Separate bill to ‘annex’ Ma’ale Adumim
A more limited “annexation” bill, sponsored by Yisrael Beytenu party chairman Avigdor Liberman of the opposition, also passed, by a vote of 32-9, in a preliminary reading.
Liberman’s bill calls to apply “sovereignty” to the West Bank settlement of Ma’ale Adumim near occupied al-Quds, which the government is actively working to expand.
Likud dismisses bill, others rejoice
Prime Minister Benjamin Netanyahu’s Likud party dismissed the Knesset’s preliminary approval of the “sovereignty” bill as “trolling… aimed at damaging our relations with the US and Israel’s great achievements in the campaign” in Gaza.
“We strengthen settlements every day with actions, budgets, construction, industry, and not with words,” the party said, insisting that “true sovereignty will be achieved not with a show-off law for the protocol, but by working properly on the ground and creating the political conditions appropriate for the recognition of our sovereignty, as was done in the Golan Heights and in Jerusalem.”
However, Minister of Education and Likud party member Yoav Kisch defended the government’s position, stating, “I deeply believe in sovereignty, but it is not achieved through opposition initiatives,” and adding, “We are building it every day on the ground.”

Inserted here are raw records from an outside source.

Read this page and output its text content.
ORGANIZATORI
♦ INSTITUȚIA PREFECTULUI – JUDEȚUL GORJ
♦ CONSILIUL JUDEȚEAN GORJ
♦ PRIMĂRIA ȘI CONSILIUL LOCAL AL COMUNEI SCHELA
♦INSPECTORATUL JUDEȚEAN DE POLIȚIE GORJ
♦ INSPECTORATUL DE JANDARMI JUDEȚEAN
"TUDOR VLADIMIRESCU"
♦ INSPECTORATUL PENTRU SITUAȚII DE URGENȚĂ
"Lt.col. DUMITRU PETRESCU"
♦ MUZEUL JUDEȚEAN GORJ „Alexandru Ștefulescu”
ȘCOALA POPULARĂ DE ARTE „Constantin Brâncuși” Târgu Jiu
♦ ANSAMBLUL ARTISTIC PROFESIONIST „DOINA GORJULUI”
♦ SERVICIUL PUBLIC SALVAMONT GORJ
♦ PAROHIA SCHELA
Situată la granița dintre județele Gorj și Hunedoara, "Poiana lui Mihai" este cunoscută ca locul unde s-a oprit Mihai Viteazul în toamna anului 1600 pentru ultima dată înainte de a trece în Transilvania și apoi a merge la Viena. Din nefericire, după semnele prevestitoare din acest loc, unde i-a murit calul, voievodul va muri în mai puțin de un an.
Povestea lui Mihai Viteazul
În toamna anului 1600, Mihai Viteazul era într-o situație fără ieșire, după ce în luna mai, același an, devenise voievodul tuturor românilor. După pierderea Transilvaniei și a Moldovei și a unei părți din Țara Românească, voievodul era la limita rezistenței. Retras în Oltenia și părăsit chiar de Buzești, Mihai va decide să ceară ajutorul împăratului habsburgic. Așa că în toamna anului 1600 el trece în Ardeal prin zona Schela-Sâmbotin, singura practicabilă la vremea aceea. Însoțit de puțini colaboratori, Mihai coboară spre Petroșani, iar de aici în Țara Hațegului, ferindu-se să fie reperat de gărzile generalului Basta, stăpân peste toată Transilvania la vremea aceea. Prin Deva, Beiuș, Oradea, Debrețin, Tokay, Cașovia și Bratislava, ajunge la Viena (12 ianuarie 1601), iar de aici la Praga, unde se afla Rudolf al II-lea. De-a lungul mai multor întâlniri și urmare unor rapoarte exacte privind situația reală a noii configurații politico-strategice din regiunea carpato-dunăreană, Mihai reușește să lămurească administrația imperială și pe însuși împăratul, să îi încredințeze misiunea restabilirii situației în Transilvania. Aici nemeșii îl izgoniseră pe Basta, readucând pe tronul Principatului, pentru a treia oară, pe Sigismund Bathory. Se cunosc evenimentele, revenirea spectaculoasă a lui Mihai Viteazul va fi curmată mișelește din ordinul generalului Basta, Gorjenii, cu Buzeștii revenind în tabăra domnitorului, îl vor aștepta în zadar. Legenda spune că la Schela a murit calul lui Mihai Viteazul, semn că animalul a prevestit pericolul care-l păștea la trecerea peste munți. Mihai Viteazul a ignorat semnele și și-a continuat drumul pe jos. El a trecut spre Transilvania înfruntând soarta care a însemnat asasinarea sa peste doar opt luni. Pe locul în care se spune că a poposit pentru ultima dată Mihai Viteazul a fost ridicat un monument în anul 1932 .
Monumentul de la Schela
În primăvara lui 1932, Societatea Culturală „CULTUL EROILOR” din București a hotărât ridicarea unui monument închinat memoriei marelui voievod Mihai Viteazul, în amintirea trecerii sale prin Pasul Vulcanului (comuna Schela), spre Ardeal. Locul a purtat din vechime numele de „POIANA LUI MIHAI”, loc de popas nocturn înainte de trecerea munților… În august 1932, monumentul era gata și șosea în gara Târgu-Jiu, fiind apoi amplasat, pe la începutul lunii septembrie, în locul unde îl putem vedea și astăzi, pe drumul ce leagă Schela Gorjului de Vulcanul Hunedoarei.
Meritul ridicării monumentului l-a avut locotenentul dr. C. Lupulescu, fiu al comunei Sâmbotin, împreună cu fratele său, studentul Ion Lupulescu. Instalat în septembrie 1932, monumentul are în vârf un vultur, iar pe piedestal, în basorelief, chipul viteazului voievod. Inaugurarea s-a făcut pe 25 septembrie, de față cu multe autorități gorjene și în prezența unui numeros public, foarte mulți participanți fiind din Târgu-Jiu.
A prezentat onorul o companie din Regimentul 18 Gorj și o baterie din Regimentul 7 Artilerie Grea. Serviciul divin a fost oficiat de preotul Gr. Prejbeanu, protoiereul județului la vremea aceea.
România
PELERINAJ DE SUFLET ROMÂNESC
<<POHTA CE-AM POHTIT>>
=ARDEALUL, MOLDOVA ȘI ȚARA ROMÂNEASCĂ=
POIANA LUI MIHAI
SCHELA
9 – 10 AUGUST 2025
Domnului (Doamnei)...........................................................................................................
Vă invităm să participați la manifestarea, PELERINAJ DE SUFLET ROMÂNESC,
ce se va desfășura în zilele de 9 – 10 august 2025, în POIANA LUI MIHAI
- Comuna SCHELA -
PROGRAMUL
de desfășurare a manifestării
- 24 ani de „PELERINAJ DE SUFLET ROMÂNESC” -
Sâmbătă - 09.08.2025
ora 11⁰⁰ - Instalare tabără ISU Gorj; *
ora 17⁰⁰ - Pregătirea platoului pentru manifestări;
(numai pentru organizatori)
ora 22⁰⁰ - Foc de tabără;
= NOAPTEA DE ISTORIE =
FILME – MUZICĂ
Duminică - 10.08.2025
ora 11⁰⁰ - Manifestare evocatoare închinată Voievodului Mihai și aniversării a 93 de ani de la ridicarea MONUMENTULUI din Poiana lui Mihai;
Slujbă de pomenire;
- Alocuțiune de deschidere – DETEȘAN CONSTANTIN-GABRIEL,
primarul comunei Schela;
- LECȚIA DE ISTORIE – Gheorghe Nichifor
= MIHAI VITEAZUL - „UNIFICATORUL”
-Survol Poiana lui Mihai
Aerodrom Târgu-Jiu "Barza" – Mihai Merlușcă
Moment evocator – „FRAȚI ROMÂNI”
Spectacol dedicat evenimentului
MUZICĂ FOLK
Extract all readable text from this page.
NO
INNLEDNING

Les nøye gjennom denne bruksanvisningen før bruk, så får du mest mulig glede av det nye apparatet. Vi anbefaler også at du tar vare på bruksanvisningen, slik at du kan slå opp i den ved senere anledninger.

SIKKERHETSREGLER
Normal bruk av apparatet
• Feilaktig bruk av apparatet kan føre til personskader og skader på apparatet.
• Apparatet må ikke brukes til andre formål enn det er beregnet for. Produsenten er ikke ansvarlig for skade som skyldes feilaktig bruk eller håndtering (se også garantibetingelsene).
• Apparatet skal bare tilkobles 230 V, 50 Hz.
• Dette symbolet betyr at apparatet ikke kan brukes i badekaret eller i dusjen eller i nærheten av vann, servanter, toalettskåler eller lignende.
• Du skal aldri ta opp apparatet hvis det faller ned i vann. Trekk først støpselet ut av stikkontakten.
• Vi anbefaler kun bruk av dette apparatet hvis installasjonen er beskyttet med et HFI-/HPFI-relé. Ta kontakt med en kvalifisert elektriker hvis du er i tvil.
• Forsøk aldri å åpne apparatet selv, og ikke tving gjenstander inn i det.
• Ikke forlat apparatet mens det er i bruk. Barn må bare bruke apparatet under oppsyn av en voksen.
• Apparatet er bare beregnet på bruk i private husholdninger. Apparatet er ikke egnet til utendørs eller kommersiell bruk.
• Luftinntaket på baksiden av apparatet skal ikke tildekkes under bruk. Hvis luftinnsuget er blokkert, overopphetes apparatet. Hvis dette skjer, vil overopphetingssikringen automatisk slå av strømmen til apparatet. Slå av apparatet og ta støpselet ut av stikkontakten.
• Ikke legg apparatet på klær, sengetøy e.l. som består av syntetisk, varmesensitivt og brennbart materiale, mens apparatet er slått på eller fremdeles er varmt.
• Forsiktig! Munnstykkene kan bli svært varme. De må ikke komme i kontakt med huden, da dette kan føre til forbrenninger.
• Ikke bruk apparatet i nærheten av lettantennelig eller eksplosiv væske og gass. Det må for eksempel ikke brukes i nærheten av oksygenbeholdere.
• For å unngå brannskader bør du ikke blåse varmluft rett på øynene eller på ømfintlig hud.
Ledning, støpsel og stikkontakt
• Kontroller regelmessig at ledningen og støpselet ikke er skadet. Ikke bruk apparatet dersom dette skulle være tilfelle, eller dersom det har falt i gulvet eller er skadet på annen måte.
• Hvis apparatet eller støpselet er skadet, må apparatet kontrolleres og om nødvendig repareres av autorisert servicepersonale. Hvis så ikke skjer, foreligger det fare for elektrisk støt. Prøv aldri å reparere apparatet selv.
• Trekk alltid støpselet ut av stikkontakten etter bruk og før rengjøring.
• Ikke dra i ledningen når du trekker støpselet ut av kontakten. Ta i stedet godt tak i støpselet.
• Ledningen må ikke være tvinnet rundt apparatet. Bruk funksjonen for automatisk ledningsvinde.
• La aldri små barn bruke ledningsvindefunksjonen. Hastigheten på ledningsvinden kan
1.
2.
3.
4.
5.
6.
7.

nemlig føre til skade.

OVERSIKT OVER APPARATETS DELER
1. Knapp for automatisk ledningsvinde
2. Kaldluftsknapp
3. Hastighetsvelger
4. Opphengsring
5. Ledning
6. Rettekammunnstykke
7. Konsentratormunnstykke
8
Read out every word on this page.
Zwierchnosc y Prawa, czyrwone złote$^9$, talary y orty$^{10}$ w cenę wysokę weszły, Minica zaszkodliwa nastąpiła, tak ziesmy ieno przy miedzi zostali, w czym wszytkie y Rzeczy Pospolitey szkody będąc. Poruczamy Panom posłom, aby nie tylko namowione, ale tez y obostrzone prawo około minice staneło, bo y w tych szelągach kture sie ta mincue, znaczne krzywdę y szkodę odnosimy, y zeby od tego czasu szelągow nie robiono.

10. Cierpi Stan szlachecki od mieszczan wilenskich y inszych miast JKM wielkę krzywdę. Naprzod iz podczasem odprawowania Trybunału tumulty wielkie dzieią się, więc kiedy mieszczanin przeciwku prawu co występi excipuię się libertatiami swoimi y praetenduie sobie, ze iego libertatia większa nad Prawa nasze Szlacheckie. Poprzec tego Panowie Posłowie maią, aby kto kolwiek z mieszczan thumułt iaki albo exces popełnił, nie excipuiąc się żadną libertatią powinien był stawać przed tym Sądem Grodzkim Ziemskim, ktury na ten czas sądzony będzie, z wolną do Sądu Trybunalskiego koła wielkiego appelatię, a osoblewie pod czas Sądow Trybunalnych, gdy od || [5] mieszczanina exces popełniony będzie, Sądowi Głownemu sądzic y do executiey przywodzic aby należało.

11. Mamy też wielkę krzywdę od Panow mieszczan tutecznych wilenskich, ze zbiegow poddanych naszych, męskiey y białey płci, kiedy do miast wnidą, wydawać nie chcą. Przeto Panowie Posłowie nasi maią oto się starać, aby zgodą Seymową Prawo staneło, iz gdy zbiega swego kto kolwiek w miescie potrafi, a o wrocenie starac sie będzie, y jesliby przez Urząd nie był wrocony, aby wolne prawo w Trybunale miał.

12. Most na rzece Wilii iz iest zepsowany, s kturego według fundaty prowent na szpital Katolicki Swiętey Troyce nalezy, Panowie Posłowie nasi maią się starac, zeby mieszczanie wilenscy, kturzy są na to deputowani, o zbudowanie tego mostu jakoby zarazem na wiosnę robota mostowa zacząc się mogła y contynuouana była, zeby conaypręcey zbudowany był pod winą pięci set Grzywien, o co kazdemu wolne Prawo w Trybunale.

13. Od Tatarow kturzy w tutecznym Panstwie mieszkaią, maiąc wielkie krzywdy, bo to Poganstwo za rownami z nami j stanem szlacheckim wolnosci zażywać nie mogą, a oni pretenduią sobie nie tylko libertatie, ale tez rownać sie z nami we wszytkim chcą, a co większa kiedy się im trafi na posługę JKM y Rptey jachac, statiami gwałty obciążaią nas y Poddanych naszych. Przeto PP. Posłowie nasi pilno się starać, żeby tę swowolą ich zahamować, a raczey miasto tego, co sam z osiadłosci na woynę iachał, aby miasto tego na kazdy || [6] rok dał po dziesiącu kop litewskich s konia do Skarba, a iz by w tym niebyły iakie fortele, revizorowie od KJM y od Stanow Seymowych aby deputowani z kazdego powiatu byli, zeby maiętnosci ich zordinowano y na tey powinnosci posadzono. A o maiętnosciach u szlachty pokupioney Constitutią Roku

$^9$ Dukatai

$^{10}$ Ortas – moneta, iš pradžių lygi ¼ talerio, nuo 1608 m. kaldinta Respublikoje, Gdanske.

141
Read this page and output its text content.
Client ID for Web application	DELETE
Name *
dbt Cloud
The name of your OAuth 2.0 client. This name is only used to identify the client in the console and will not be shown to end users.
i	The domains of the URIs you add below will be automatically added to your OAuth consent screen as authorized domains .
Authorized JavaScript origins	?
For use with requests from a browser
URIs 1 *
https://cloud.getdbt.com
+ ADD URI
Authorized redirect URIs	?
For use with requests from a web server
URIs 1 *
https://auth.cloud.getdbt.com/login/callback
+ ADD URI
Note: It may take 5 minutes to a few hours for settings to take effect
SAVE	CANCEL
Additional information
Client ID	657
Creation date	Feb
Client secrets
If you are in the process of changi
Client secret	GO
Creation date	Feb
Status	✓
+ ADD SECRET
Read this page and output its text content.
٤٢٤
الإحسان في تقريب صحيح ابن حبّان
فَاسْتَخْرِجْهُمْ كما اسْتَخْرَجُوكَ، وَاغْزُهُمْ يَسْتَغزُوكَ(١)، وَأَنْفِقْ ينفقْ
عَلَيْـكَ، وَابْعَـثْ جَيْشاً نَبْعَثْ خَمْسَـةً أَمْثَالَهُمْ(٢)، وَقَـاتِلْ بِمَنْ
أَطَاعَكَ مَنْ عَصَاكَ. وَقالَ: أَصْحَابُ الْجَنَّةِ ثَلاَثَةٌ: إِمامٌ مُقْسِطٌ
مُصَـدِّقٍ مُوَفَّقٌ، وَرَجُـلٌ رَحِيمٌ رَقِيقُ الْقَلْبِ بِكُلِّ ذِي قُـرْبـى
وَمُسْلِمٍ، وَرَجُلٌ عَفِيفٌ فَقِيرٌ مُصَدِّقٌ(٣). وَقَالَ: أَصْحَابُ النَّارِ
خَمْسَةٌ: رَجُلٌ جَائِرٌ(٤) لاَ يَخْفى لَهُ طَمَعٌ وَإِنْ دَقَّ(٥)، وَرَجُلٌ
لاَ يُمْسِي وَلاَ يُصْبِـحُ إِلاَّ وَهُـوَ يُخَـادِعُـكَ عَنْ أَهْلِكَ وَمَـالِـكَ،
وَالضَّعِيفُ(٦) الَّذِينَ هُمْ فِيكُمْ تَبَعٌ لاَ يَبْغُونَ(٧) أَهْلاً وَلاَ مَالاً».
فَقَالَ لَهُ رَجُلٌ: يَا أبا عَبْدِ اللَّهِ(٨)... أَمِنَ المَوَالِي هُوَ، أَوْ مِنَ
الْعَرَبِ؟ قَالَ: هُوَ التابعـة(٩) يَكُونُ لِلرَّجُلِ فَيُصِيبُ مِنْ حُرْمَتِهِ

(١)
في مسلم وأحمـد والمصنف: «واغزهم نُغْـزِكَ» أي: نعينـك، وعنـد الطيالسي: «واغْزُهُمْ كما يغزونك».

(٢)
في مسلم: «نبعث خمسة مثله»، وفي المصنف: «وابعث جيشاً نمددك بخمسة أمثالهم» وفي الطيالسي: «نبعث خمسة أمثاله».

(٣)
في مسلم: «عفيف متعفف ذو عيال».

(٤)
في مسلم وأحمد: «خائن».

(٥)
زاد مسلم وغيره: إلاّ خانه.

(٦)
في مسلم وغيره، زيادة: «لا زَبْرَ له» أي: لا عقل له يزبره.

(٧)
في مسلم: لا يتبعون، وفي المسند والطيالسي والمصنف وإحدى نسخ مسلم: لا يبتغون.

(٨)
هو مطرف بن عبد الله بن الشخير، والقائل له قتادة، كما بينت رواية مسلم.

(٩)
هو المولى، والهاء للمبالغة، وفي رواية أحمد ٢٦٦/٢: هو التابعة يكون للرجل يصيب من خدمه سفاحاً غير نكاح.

Israeli far-right Finance Minister Bezalel Smotrich posted on X: “Mr Prime Minister. The Knesset has spoken. The people have spoken.”
“The time has come to impose full sovereignty over all of Judea and Samaria — the inheritance of our ancestors — and to promote peace agreements in exchange for peace with our neighbours with strength,” he said.
Police Minister Itamar Ben-Gvir said he was “proud” that his Otzma Yehudit party had “voted in favor of sovereignty on this “historic day”.
Addressing his coalition partners in Likud, the far-right minister said that he understood “that there is pressure on you, international pressure. But the right-wing government is doing what is right for the residents of the State of Israel. And what is right for the residents of the State of Israel is sovereignty now.”